Back in June 2004 we inquired about Icom's 1.2 GHz ID-1 D-Star solution for ham radio voice and data communications. We were fortunate enough to be able to evaluate it for a few months.
Our short documentation is located at:
http://www.qsl.net/n9zia/dstar-evaluation/
You can also read the Wisconsin Amateur Packet Radio review here:
http://www.qsl.net/kb9mwr/wapr/0204.html
We were most interested in the data performance and networking ability of the D-STAR system. The only radio that can do any significant data transfer is the 1.2 GHz ID-1. It's listed with a (theoretical value) transmission speed of 128 kbs. We clocked an effective TCP/IP throughput of 90 Kbs. Perfectly understandable considering protocol overheads.
We didn't have a lot of time to mess with it. Our initial path was a 4 mile hop, but that was just on the fringe due to the Packers stadium in the middle. We could communicate using the digital voice mode and analog FM, but not the digital data. A few more feet of height might have done it. We were at 60 feet at the remote end, and 40 at the other.
So we opted to test the data performance on a much shorter path with another local.
The lesson learned is even at 10 watts on 1.2 GHz, verses the 1 watt or less on 900 MHz or 2.4 GHz, microwave path loss doesn't change much.
So in our case for much, much less money we can accomplish the same paths at even higher speeds using other hardware. What would be interesting is to see how well the ID-1 would work mobile. I do believe it would work quite well for this compared to the alternatives.
{edit}Reports indicate that it takes a very solid signal into the Access Point/DD system to work well. And works good over a large area when non-moving, but motion/multipath tears it up. A continuous ping by with a 1.2 GHz radio would start working at very stop light, and stop as soon as was moving.
After having looked at the various documentation, the Digital Data (DD) mode of the 1.2 GHz Icom ID-1 is a rather strange design.
There is reason for concern on that the amount of overhead is huge (D-STAR header + Ethernet header + IP header), and that the FEC as implemented is a bit strange (why does it only apply to the D-STAR header, and not the Ethernet frame?). Further the protocol has no real mention of channel access concerns (collision detection, avoidance, etc). It really looks to me like DV with ethernet frames stuffed into the payload section (i.e. maybe it was somewhat of an afterthought).
All the DD mode appears to do is forward ethernet frames around. On its own, it does not do any acknowledgment/handshaking.
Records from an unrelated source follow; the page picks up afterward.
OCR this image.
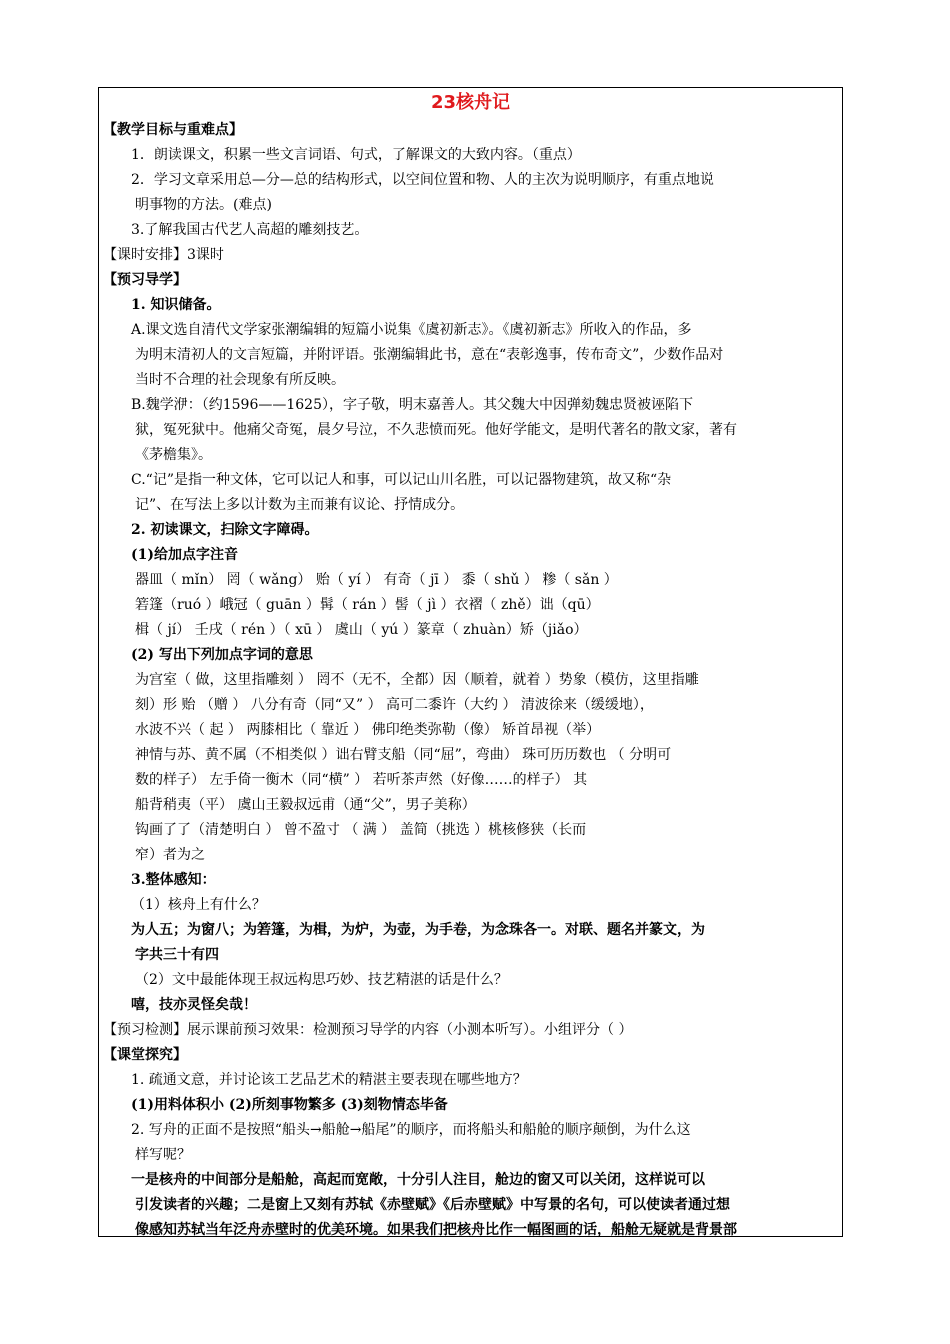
23核舟记
【教学目标与重难点】
1．朗读课文，积累一些文言词语、句式，了解课文的大致内容。（重点）
2．学习文章采用总—分—总的结构形式，以空间位置和物、人的主次为说明顺序，有重点地说
明事物的方法。(难点)
3.了解我国古代艺人高超的雕刻技艺。
【课时安排】3课时
【预习导学】
1. 知识储备。
A.课文选自清代文学家张潮编辑的短篇小说集《虞初新志》。《虞初新志》所收入的作品，多
为明末清初人的文言短篇，并附评语。张潮编辑此书，意在“表彰逸事，传布奇文”，少数作品对
当时不合理的社会现象有所反映。
B.魏学洢：（约1596——1625），字子敬，明末嘉善人。其父魏大中因弹劾魏忠贤被诬陷下
狱，冤死狱中。他痛父奇冤，晨夕号泣，不久悲愤而死。他好学能文，是明代著名的散文家，著有
《茅檐集》。
C.“记”是指一种文体，它可以记人和事，可以记山川名胜，可以记器物建筑，故又称“杂
记”、在写法上多以计数为主而兼有议论、抒情成分。
2. 初读课文，扫除文字障碍。
(1)给加点字注音
器皿（ mǐn） 罔（ wǎng） 贻（ yí ） 有奇（ jī ） 黍（ shǔ ） 糁（ sǎn ）
箬篷（ruó ）峨冠（ guān ）髯（ rán ）髻（ jì ）衣褶（ zhě）诎（qū）
楫（ jí） 壬戌（ rén ）（ xū ） 虞山（ yú ）篆章（ zhuàn）矫（jiǎo）
(2) 写出下列加点字词的意思
为宫室（ 做，这里指雕刻 ） 罔不（无不，全都）因（顺着，就着 ）势象（模仿，这里指雕
刻）形 贻 （赠 ） 八分有奇（同“又” ） 高可二黍许（大约 ） 清波徐来（缓缓地），
水波不兴（ 起 ） 两膝相比（ 靠近 ） 佛印绝类弥勒（像） 矫首昂视（举）
神情与苏、黄不属（不相类似 ）诎右臂支船（同“屈”，弯曲） 珠可历历数也 （ 分明可
数的样子） 左手倚一衡木（同“横” ） 若听茶声然（好像……的样子） 其
船背稍夷（平） 虞山王毅叔远甫（通“父”，男子美称）
钩画了了（清楚明白 ） 曾不盈寸 （ 满 ） 盖简（挑选 ）桃核修狭（长而
窄）者为之
3.整体感知：
（1）核舟上有什么？
为人五；为窗八；为箬篷，为楫，为炉，为壶，为手卷，为念珠各一。对联、题名并篆文，为
字共三十有四
（2）文中最能体现王叔远构思巧妙、技艺精湛的话是什么？
嘻，技亦灵怪矣哉！
【预习检测】展示课前预习效果：检测预习导学的内容（小测本听写）。小组评分（ ）
【课堂探究】
1. 疏通文意，并讨论该工艺品艺术的精湛主要表现在哪些地方？
(1)用料体积小 (2)所刻事物繁多 (3)刻物情态毕备
2. 写舟的正面不是按照“船头→船舱→船尾”的顺序，而将船头和船舱的顺序颠倒，为什么这
样写呢？
一是核舟的中间部分是船舱，高起而宽敞，十分引人注目，舱边的窗又可以关闭，这样说可以
引发读者的兴趣；二是窗上又刻有苏轼《赤壁赋》《后赤壁赋》中写景的名句，可以使读者通过想
像感知苏轼当年泛舟赤壁时的优美环境。如果我们把核舟比作一幅图画的话，船舱无疑就是背景部
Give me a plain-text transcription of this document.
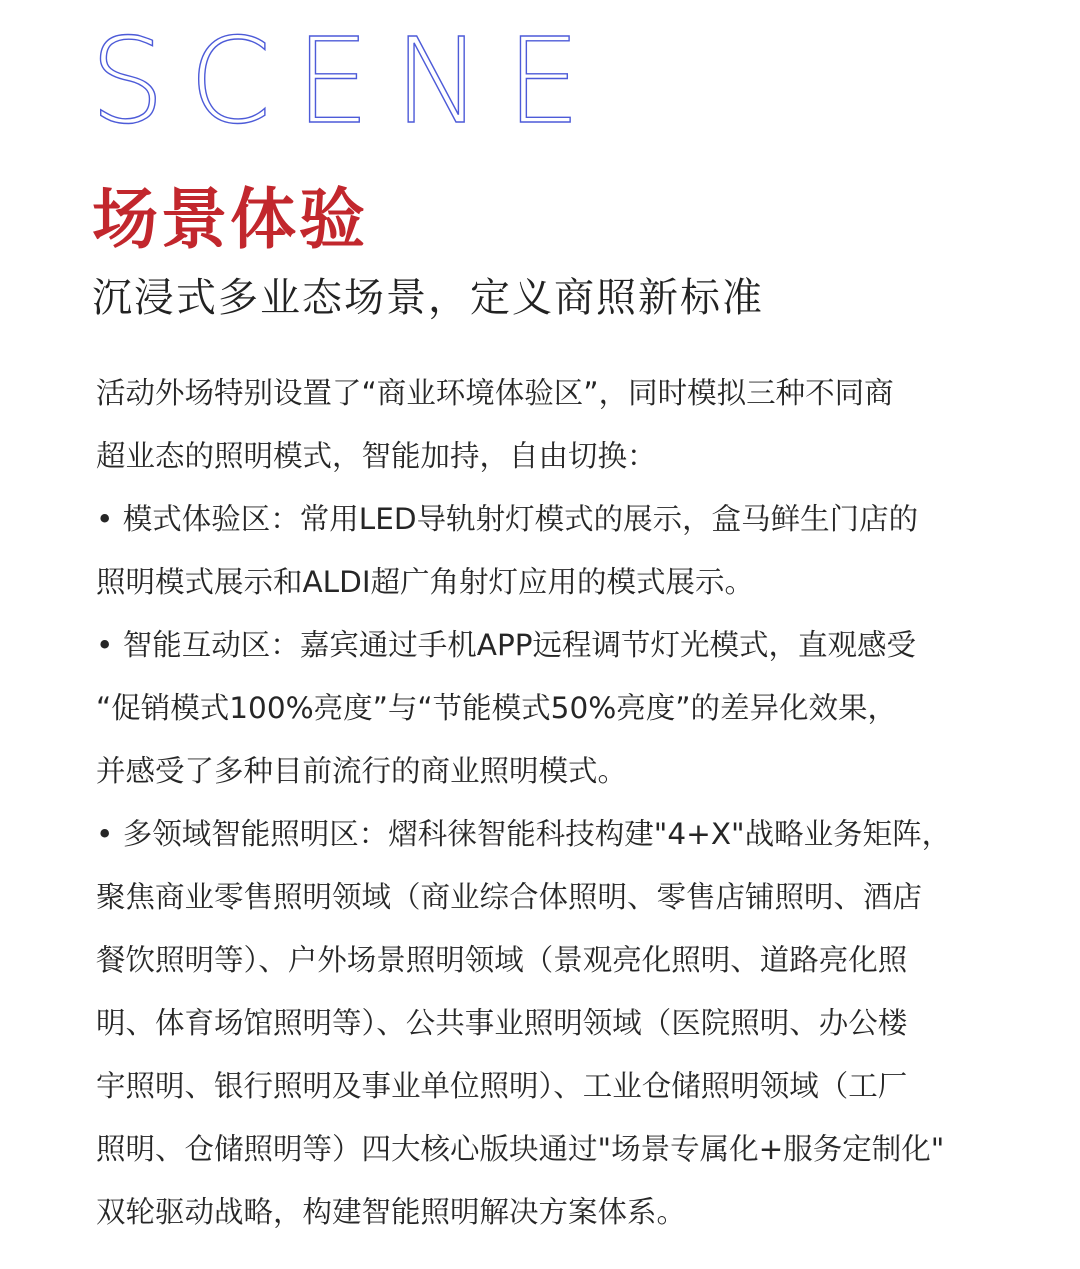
SCENE
场景体验
沉浸式多业态场景，定义商照新标准
活动外场特别设置了“商业环境体验区”，同时模拟三种不同商
超业态的照明模式，智能加持，自由切换：
• 模式体验区：常用LED导轨射灯模式的展示，盒马鲜生门店的
照明模式展示和ALDI超广角射灯应用的模式展示。
• 智能互动区：嘉宾通过手机APP远程调节灯光模式，直观感受
“促销模式100%亮度”与“节能模式50%亮度”的差异化效果，
并感受了多种目前流行的商业照明模式。
• 多领域智能照明区：熠科徕智能科技构建"4+X"战略业务矩阵，
聚焦商业零售照明领域（商业综合体照明、零售店铺照明、酒店
餐饮照明等）、户外场景照明领域（景观亮化照明、道路亮化照
明、体育场馆照明等）、公共事业照明领域（医院照明、办公楼
宇照明、银行照明及事业单位照明）、工业仓储照明领域（工厂
照明、仓储照明等）四大核心版块通过"场景专属化+服务定制化"
双轮驱动战略，构建智能照明解决方案体系。
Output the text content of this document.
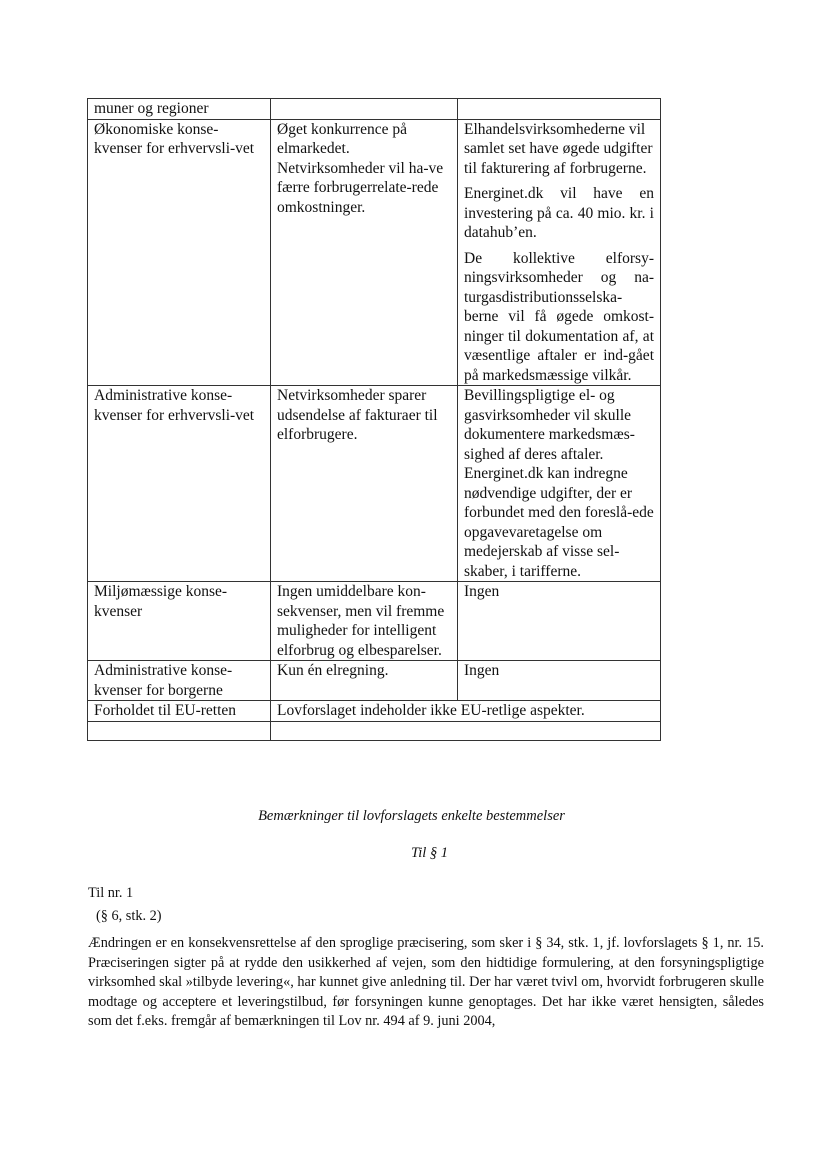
muner og regioner		
Økonomiske konse-kvenser for erhvervsli-vet	Øget konkurrence på elmarkedet. Netvirksomheder vil ha-ve færre forbrugerrelate-rede omkostninger.	Elhandelsvirksomhederne vil samlet set have øgede udgifter til fakturering af forbrugerne.
Energinet.dk vil have en investering på ca. 40 mio. kr. i datahub’en.
De kollektive elforsy-ningsvirksomheder og na-turgasdistributionsselska-berne vil få øgede omkost-ninger til dokumentation af, at væsentlige aftaler er ind-gået på markedsmæssige vilkår.

Administrative konse-kvenser for erhvervsli-vet	Netvirksomheder sparer udsendelse af fakturaer til elforbrugere.	Bevillingspligtige el- og gasvirksomheder vil skulle dokumentere markedsmæs-sighed af deres aftaler. Energinet.dk kan indregne nødvendige udgifter, der er forbundet med den foreslå-ede opgavevaretagelse om medejerskab af visse sel-skaber, i tarifferne.

Miljømæssige konse-kvenser	Ingen umiddelbare kon-sekvenser, men vil fremme muligheder for intelligent elforbrug og elbesparelser.	Ingen

Administrative konse-kvenser for borgerne	Kun én elregning.	Ingen

Forholdet til EU-retten	Lovforslaget indeholder ikke EU-retlige aspekter.	

Bemærkninger til lovforslagets enkelte bestemmelser
Til § 1
Til nr. 1
(§ 6, stk. 2)
Ændringen er en konsekvensrettelse af den sproglige præcisering, som sker i § 34, stk. 1, jf. lovforslagets § 1, nr. 15. Præciseringen sigter på at rydde den usikkerhed af vejen, som den hidtidige formulering, at den forsyningspligtige virksomhed skal »tilbyde levering«, har kunnet give anledning til. Der har været tvivl om, hvorvidt forbrugeren skulle modtage og acceptere et leveringstilbud, før forsyningen kunne genoptages. Det har ikke været hensigten, således som det f.eks. fremgår af bemærkningen til Lov nr. 494 af 9. juni 2004,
This is all left to the upper-layer protocols (i.e. TCP).
It appears that if a collision happens then the DD packet is just lost, and there's no really mechanism to avoid collisions at the DD layer, either. It's up to the higher-layer protocol to do anything about it.
So you really have no indicator of channel quality when using it. The lack of this sort of thing seems like a major oversight. It looks like packet radio done badly, although with better speeds. If it were introduced 15 to 20 years ago we would have hailed it as the savior of packet radio, but now it looks like a poor imitation of WiFi.